Published: November 19, 2023
Last Modified: November 25, 2023

Reverse DNS Data Enrichment IP Geolocation from Reverse DNS IP Connection Type from Reverse DNS

Enrich IP Data with Reverse DNS Lookups

ipapi.is aims to constantly improve the quality of the IP address data it provides. Reverse DNS Records for IP addresses contain potentially valuable information for IP Geolocation and the connection type of IP addresses (DSL, xDSL, DHCP, ADSL and so on).

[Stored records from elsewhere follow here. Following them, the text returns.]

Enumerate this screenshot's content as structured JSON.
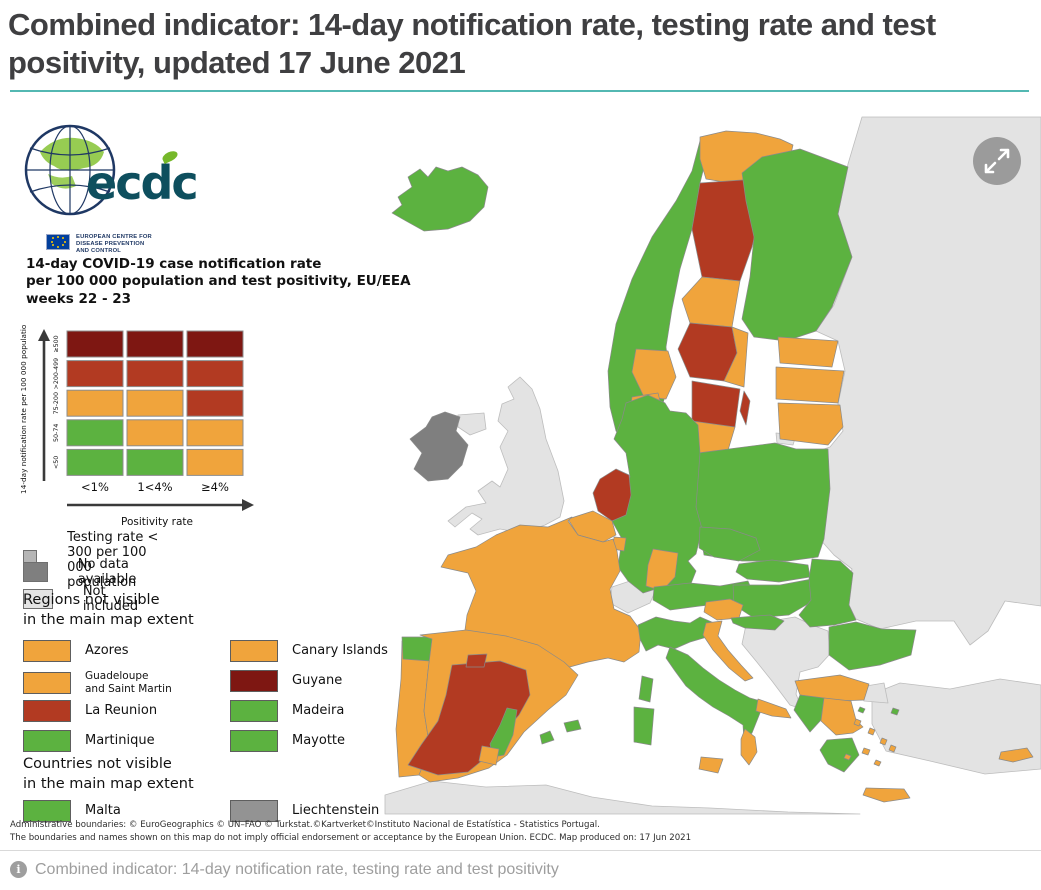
{
  "header": {
    "title": "Combined indicator: 14-day notification rate, testing rate and test positivity, updated 17 June 2021"
  },
  "logo": {
    "wordmark": "ecdc",
    "org_lines": [
      "EUROPEAN CENTRE FOR",
      "DISEASE PREVENTION",
      "AND CONTROL"
    ]
  },
  "colors": {
    "green": "#5cb240",
    "orange": "#f0a43c",
    "red": "#b23a22",
    "darkred": "#7e1712",
    "notIncluded": "#e3e3e3",
    "noData": "#7f7f7f",
    "testingLow": "#b5b5b5",
    "liechtenstein": "#939393",
    "teal": "#53b8b2"
  },
  "legend": {
    "title_lines": [
      "14-day COVID-19 case notification rate",
      "per 100 000 population and test positivity, EU/EEA",
      "weeks 22 - 23"
    ],
    "matrix": {
      "y_axis_label": "14-day notification rate per 100 000 population",
      "x_axis_label": "Positivity rate",
      "row_labels": [
        "≥500",
        ">200-499",
        "75-200",
        "50-74",
        "<50"
      ],
      "col_labels": [
        "<1%",
        "1<4%",
        "≥4%"
      ],
      "cells": [
        [
          "darkred",
          "darkred",
          "darkred"
        ],
        [
          "red",
          "red",
          "red"
        ],
        [
          "orange",
          "orange",
          "red"
        ],
        [
          "green",
          "orange",
          "orange"
        ],
        [
          "green",
          "green",
          "orange"
        ]
      ]
    },
    "status_items": [
      {
        "label": "Testing rate < 300 per 100 000 population",
        "color": "testingLow"
      },
      {
        "label": "No data available",
        "color": "noData"
      },
      {
        "label": "Not included",
        "color": "notIncluded"
      }
    ],
    "regions_heading_lines": [
      "Regions not visible",
      "in the main map extent"
    ],
    "regions": [
      {
        "label": "Azores",
        "color": "orange",
        "small": false
      },
      {
        "label": "Canary Islands",
        "color": "orange",
        "small": false
      },
      {
        "label": "Guadeloupe\nand Saint Martin",
        "color": "orange",
        "small": true
      },
      {
        "label": "Guyane",
        "color": "darkred",
        "small": false
      },
      {
        "label": "La Reunion",
        "color": "red",
        "small": false
      },
      {
        "label": "Madeira",
        "color": "green",
        "small": false
      },
      {
        "label": "Martinique",
        "color": "green",
        "small": false
      },
      {
        "label": "Mayotte",
        "color": "green",
        "small": false
      }
    ],
    "countries_heading_lines": [
      "Countries not visible",
      "in the main map extent"
    ],
    "countries": [
      {
        "label": "Malta",
        "color": "green"
      },
      {
        "label": "Liechtenstein",
        "color": "liechtenstein"
      }
    ]
  },
  "map": {
    "regions": [
      {
        "name": "russia-east",
        "color": "notIncluded"
      },
      {
        "name": "turkey",
        "color": "notIncluded"
      },
      {
        "name": "turkey-eu",
        "color": "notIncluded"
      },
      {
        "name": "north-africa",
        "color": "notIncluded"
      },
      {
        "name": "great-britain",
        "color": "notIncluded"
      },
      {
        "name": "northern-ireland",
        "color": "notIncluded"
      },
      {
        "name": "ireland",
        "color": "noData"
      },
      {
        "name": "switzerland",
        "color": "notIncluded"
      },
      {
        "name": "western-balkans",
        "color": "notIncluded"
      },
      {
        "name": "kaliningrad",
        "color": "notIncluded"
      },
      {
        "name": "iceland",
        "color": "green"
      },
      {
        "name": "norway",
        "color": "green"
      },
      {
        "name": "norway-finnmark",
        "color": "orange"
      },
      {
        "name": "norway-south",
        "color": "orange"
      },
      {
        "name": "sweden-north",
        "color": "red"
      },
      {
        "name": "sweden-mid",
        "color": "orange"
      },
      {
        "name": "sweden-mid2",
        "color": "red"
      },
      {
        "name": "sweden-east",
        "color": "orange"
      },
      {
        "name": "sweden-south",
        "color": "red"
      },
      {
        "name": "sweden-skane",
        "color": "orange"
      },
      {
        "name": "gotland",
        "color": "red"
      },
      {
        "name": "finland",
        "color": "green"
      },
      {
        "name": "denmark",
        "color": "orange"
      },
      {
        "name": "denmark-isles",
        "color": "orange"
      },
      {
        "name": "estonia",
        "color": "orange"
      },
      {
        "name": "latvia",
        "color": "orange"
      },
      {
        "name": "lithuania",
        "color": "orange"
      },
      {
        "name": "poland",
        "color": "green"
      },
      {
        "name": "germany",
        "color": "green"
      },
      {
        "name": "germany-sw",
        "color": "orange"
      },
      {
        "name": "netherlands",
        "color": "red"
      },
      {
        "name": "belgium",
        "color": "orange"
      },
      {
        "name": "luxembourg",
        "color": "orange"
      },
      {
        "name": "france",
        "color": "orange"
      },
      {
        "name": "corsica",
        "color": "green"
      },
      {
        "name": "portugal",
        "color": "orange"
      },
      {
        "name": "portugal-norte",
        "color": "green"
      },
      {
        "name": "spain",
        "color": "orange"
      },
      {
        "name": "spain-center",
        "color": "red"
      },
      {
        "name": "spain-rioja",
        "color": "red"
      },
      {
        "name": "valencia",
        "color": "green"
      },
      {
        "name": "murcia",
        "color": "orange"
      },
      {
        "name": "balearic-mallorca",
        "color": "green"
      },
      {
        "name": "balearic-menorca",
        "color": "green"
      },
      {
        "name": "italy-north",
        "color": "green"
      },
      {
        "name": "italy-peninsula",
        "color": "green"
      },
      {
        "name": "puglia",
        "color": "orange"
      },
      {
        "name": "calabria",
        "color": "orange"
      },
      {
        "name": "sicily",
        "color": "orange"
      },
      {
        "name": "sardinia",
        "color": "green"
      },
      {
        "name": "austria",
        "color": "green"
      },
      {
        "name": "czechia",
        "color": "green"
      },
      {
        "name": "slovakia",
        "color": "green"
      },
      {
        "name": "hungary",
        "color": "green"
      },
      {
        "name": "slovenia",
        "color": "orange"
      },
      {
        "name": "croatia-inland",
        "color": "green"
      },
      {
        "name": "croatia-coast",
        "color": "orange"
      },
      {
        "name": "romania",
        "color": "green"
      },
      {
        "name": "bulgaria",
        "color": "green"
      },
      {
        "name": "greece-north",
        "color": "orange"
      },
      {
        "name": "greece-west",
        "color": "green"
      },
      {
        "name": "greece-central",
        "color": "orange"
      },
      {
        "name": "peloponnese",
        "color": "green"
      },
      {
        "name": "crete",
        "color": "orange"
      },
      {
        "name": "cyprus",
        "color": "orange"
      },
      {
        "name": "aegean-islands-orange",
        "color": "orange"
      },
      {
        "name": "aegean-islands-green",
        "color": "green"
      }
    ]
  },
  "footer": {
    "line1": "Administrative boundaries: © EuroGeographics © UN–FAO © Turkstat.©Kartverket©Instituto Nacional de Estatística - Statistics Portugal.",
    "line2": "The boundaries and names shown on this map do not imply official endorsement or acceptance by the European Union. ECDC. Map produced on: 17 Jun 2021"
  },
  "caption": {
    "icon_glyph": "i",
    "text": "Combined indicator: 14-day notification rate, testing rate and test positivity"
  }
}
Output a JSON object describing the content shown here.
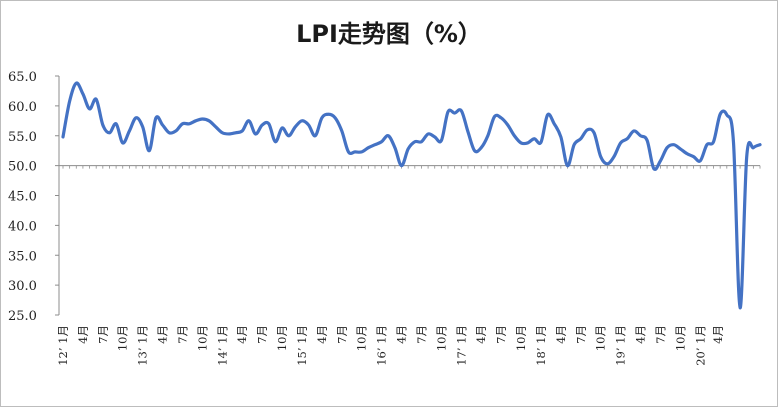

For those reasons, this blog article aims to find out whether it is feasible to make a reverse DNS lookup on all 3.7 Billion non-bogon IPv4 addresses.

Introduction

Reverse DNS, or Reverse Domain Name System, is a process that translates an IP address back into a domain name. It associates an IP address with a domain name, providing a way to look up the domain name associated with a particular IP address.

Common Uses of Reverse DNS:

Network Troubleshooting: Identify and troubleshoot issues on a network by associating domain names with specific IP addresses.
Security: Verify the identity of sending servers, reducing spam and phishing attempts.
Logging and Analytics: Track and analyze network activity by utilizing reverse DNS information.
Access Control: Some systems use reverse DNS as part of access control mechanisms.

This blog article tries to answer the question whether reverse DNS data can be used to enrich the IP API.

For example, the scientific paper "IP Geolocation through Reverse DNS" is an excellent read on how Reverse DNS data can be used to improve IP Geolocation accuracy.

Example Reverse DNS Lookups

When issuing the command dig +short -x 100.34.2.29 in a terminal, the following reverse DNS record is obtained:

pool-100-34-2-29.phlapa.fios.verizon.net.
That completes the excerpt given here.